The Chinese battery and carmaker BYD Co Ltd reported on Sunday that it saw a record decrease in its profits and vehicle sales in its 2011 financial year, which ended on Dec 31.
That aroused concerns that the company will have a difficult time achieving its goal of having the most automobiles sales of any being Chinese company by 2015.
Statistics from the company's financial report showed that BYD's revenues decreased by no more than 1 percent from a year earlier, coming in at 46.31 billion yuan ($7.3 billion). Even so, its gross profit dived by 17 percent to 6.87 billion yuan, and its profits attributed to equity holders declined sharply by 45 percent to 1.38 billion yuan.
The company's shares on the Shenzhen Stock Exchange gained 1.81 percent to close at 26.47 yuan apiece on Monday, while its stock price dropped by 4.82 percent to hit HK$19.94 a share in Hong Kong.
The Shenzhen-based company, which the US billionaire Warren Buffett has invested in, blamed the profit decrease on its waning battery business, which has been harmed by a slowdown in the demand for traditional mobile phones and on its shrinking share of the market for notebook computers. The company's rechargeable batteries and new-energy businesses were also harmed by the decline in demand in the European market for photovoltaic equipment.

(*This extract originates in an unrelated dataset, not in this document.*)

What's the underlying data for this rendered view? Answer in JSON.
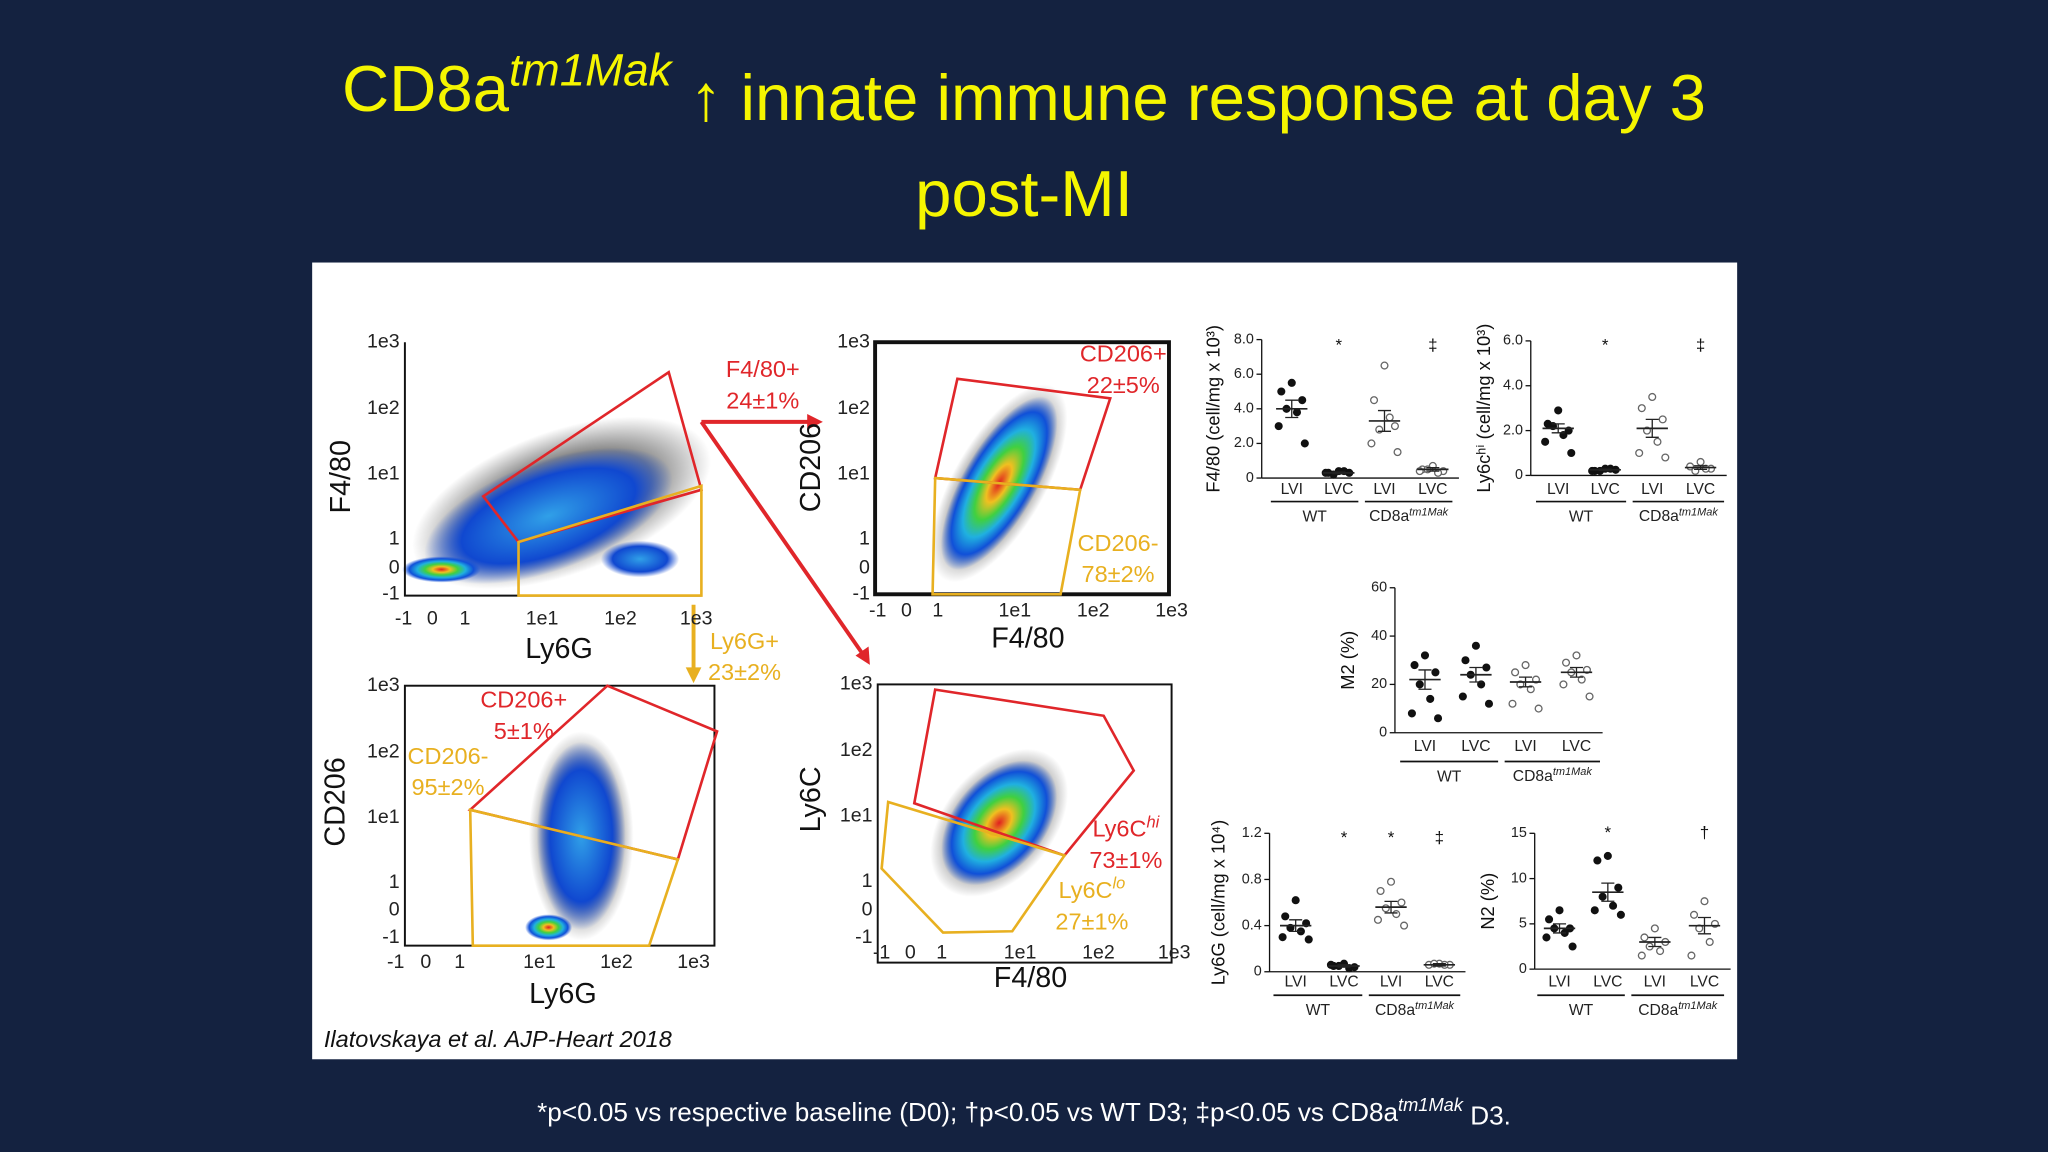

BYD also said its automobile sales decreased by 13.33 percent in 2011 from the previous year, declining to 437,000 vehicles. For the year before, the company had set an ambitious target of selling 800,000 vehicles but eventually sold 520,000.
Despite the sales decline, BYD said in the financial report that its vehicle business had 22 billion yuan in revenue in 2011, a slight increase year-on-year.